Vor sechs Jahren bewies Tom Ford mit seinem Regiedebüt, dass er vom Spielfilm im Allgemeinen und von Romanadaptionen im Besonderen besser die Finger lassen sollte. A Single Man war dank der Darsteller passabel genug, um nicht als Blamage zu gelten, und verriet unter der gelackten Oberfläche viele der inszenatorischen Schwächen, die in Nocturnal Animals üppige Blüten treiben.

Als Designer hat der Regisseur, der auch das Drehbuch nach Austin Wrights Roman Tony and Susan schrieb, ein geschultes Auge für Ästhetik. Die Settings sind bis ins Detail durchgestylt. Das Gleiche gilt für die Erscheinung der Figuren, für die das Szenenbild ein elaborierter Laufsteg ist.
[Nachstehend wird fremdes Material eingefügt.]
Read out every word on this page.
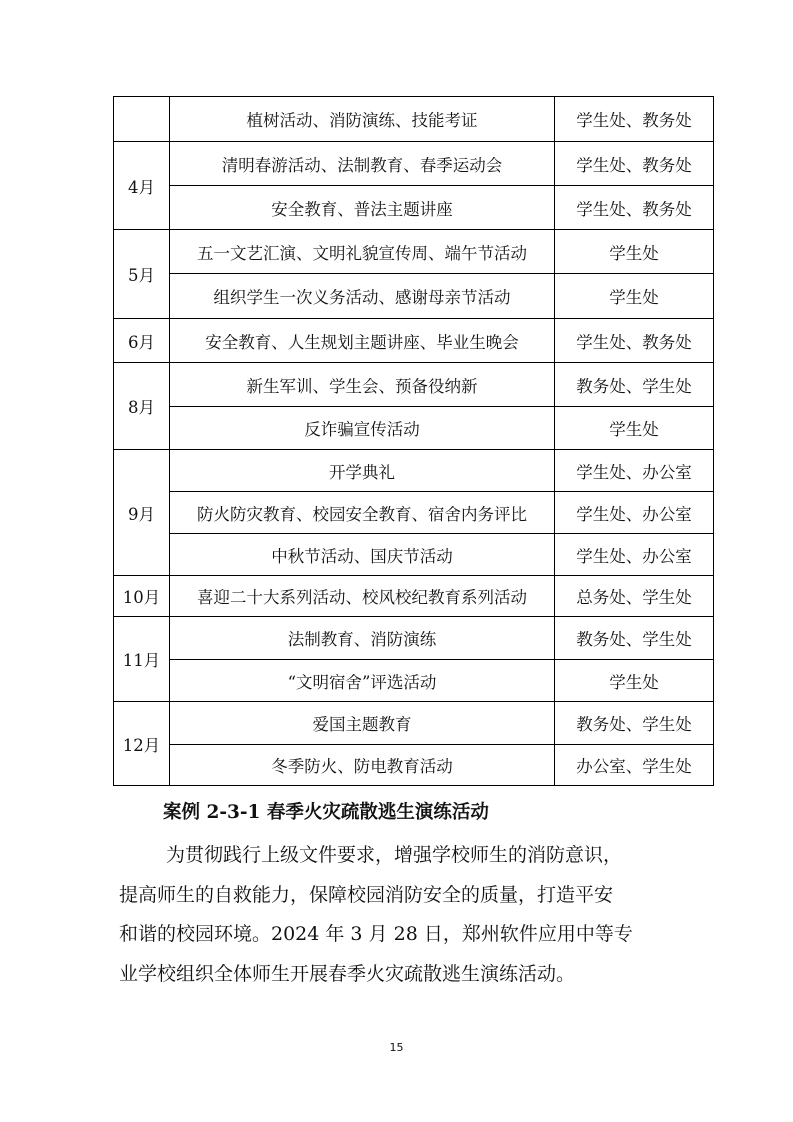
	植树活动、消防演练、技能考证	学生处、教务处
4月	清明春游活动、法制教育、春季运动会	学生处、教务处
	安全教育、普法主题讲座	学生处、教务处
5月	五一文艺汇演、文明礼貌宣传周、端午节活动	学生处
	组织学生一次义务活动、感谢母亲节活动	学生处
6月	安全教育、人生规划主题讲座、毕业生晚会	学生处、教务处
8月	新生军训、学生会、预备役纳新	教务处、学生处
	反诈骗宣传活动	学生处
9月	开学典礼	学生处、办公室
	防火防灾教育、校园安全教育、宿舍内务评比	学生处、办公室
	中秋节活动、国庆节活动	学生处、办公室
10月	喜迎二十大系列活动、校风校纪教育系列活动	总务处、学生处
11月	法制教育、消防演练	教务处、学生处
	“文明宿舍”评选活动	学生处
12月	爱国主题教育	教务处、学生处
	冬季防火、防电教育活动	办公室、学生处
案例 2-3-1 春季火灾疏散逃生演练活动
为贯彻践行上级文件要求，增强学校师生的消防意识，
提高师生的自救能力，保障校园消防安全的质量，打造平安
和谐的校园环境。2024 年 3 月 28 日，郑州软件应用中等专
业学校组织全体师生开展春季火灾疏散逃生演练活动。
15
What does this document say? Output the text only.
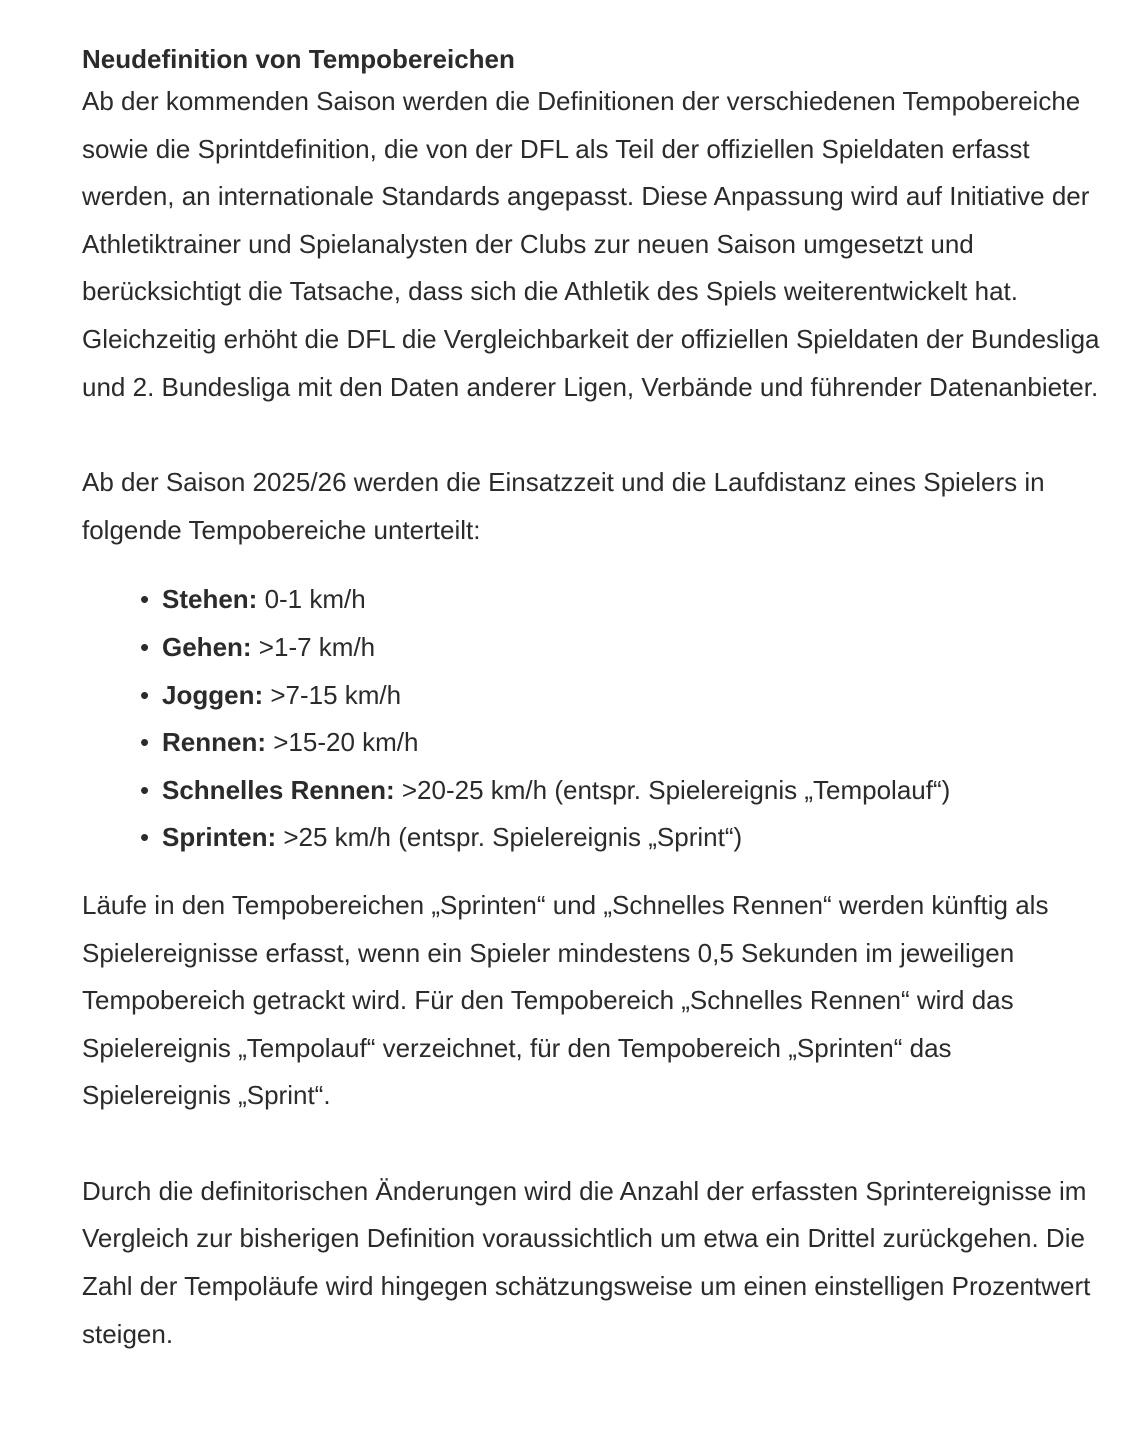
Neudefinition von Tempobereichen

Ab der kommenden Saison werden die Definitionen der verschiedenen Tempobereiche sowie die Sprintdefinition, die von der DFL als Teil der offiziellen Spieldaten erfasst werden, an internationale Standards angepasst. Diese Anpassung wird auf Initiative der Athletiktrainer und Spielanalysten der Clubs zur neuen Saison umgesetzt und berücksichtigt die Tatsache, dass sich die Athletik des Spiels weiterentwickelt hat. Gleichzeitig erhöht die DFL die Vergleichbarkeit der offiziellen Spieldaten der Bundesliga und 2. Bundesliga mit den Daten anderer Ligen, Verbände und führender Datenanbieter.

Ab der Saison 2025/26 werden die Einsatzzeit und die Laufdistanz eines Spielers in folgende Tempobereiche unterteilt:

• Stehen: 0-1 km/h
• Gehen: >1-7 km/h
• Joggen: >7-15 km/h
• Rennen: >15-20 km/h
• Schnelles Rennen: >20-25 km/h (entspr. Spielereignis „Tempolauf“)
• Sprinten: >25 km/h (entspr. Spielereignis „Sprint“)

Läufe in den Tempobereichen „Sprinten“ und „Schnelles Rennen“ werden künftig als Spielereignisse erfasst, wenn ein Spieler mindestens 0,5 Sekunden im jeweiligen Tempobereich getrackt wird. Für den Tempobereich „Schnelles Rennen“ wird das Spielereignis „Tempolauf“ verzeichnet, für den Tempobereich „Sprinten“ das Spielereignis „Sprint“.

Durch die definitorischen Änderungen wird die Anzahl der erfassten Sprintereignisse im Vergleich zur bisherigen Definition voraussichtlich um etwa ein Drittel zurückgehen. Die Zahl der Tempoläufe wird hingegen schätzungsweise um einen einstelligen Prozentwert steigen.
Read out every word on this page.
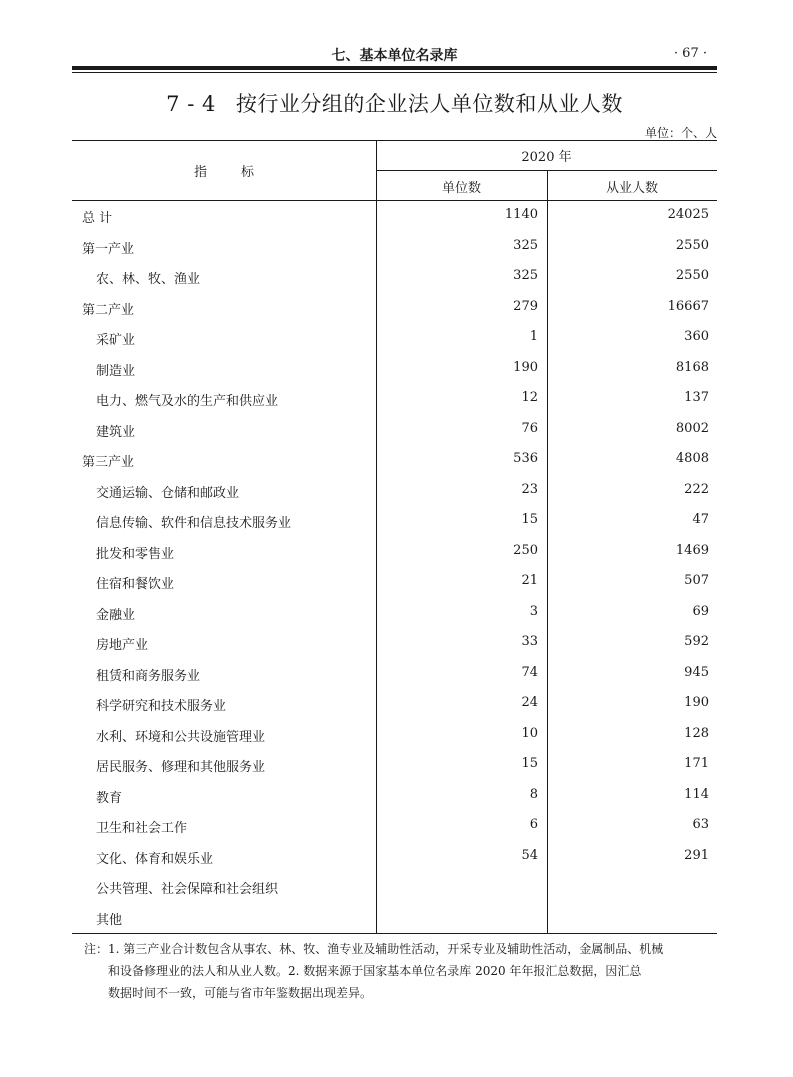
七、基本单位名录库	· 67 ·
7 - 4 按行业分组的企业法人单位数和从业人数
单位：个、人
指标
2020 年
单位数	从业人数
总 计	1140	24025
第一产业	325	2550
农、林、牧、渔业	325	2550
第二产业	279	16667
采矿业	1	360
制造业	190	8168
电力、燃气及水的生产和供应业	12	137
建筑业	76	8002
第三产业	536	4808
交通运输、仓储和邮政业	23	222
信息传输、软件和信息技术服务业	15	47
批发和零售业	250	1469
住宿和餐饮业	21	507
金融业	3	69
房地产业	33	592
租赁和商务服务业	74	945
科学研究和技术服务业	24	190
水利、环境和公共设施管理业	10	128
居民服务、修理和其他服务业	15	171
教育	8	114
卫生和社会工作	6	63
文化、体育和娱乐业	54	291
公共管理、社会保障和社会组织
其他

注：1. 第三产业合计数包含从事农、林、牧、渔专业及辅助性活动，开采专业及辅助性活动，金属制品、机械

和设备修理业的法人和从业人数。2. 数据来源于国家基本单位名录库 2020 年年报汇总数据，因汇总

数据时间不一致，可能与省市年鉴数据出现差异。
Einen kompletten Film als Schaurahmen für Design zu produzieren, ist für die Zuschauer zwar eine intellektuelle Beleidigung, doch marketingtechnisch zeitkonform. Modenschau funktioniert heute als Pop-Event statt strenges Paradieren und Werbespots für die banalsten Produkte schmücken sich mit pseudo-tiefsinnigen Botschaften: „Wir werden alle letztendlich zu unseren Müttern“ oder „Alles ist relativ.

Diese Plattitüden hört Galeristin Susan (Amy Adams) von ihrer Mutter (Laura Linney), die dem Denver Clan entsprungen scheint, und ihrer Freundin Alessia (Andrea Riseborough). Die Karikatur der älteren Liz Taylor bestätigt Susan und indirekt dem Publikum, dass die Überprivilegierten alles Recht hätten, sich unglücklich zu nennen. Das Recht sicher, aber ist es pietätvoll? Solche Fragen stellt die zweistündige Edel-Soap nicht. Normale Menschen tauchen in der Handlung nicht auf. Nur Bedienstete im Hintergrund verraten, dass Ford sich der Existenz von Personen außerhalb der Elite bewusst ist.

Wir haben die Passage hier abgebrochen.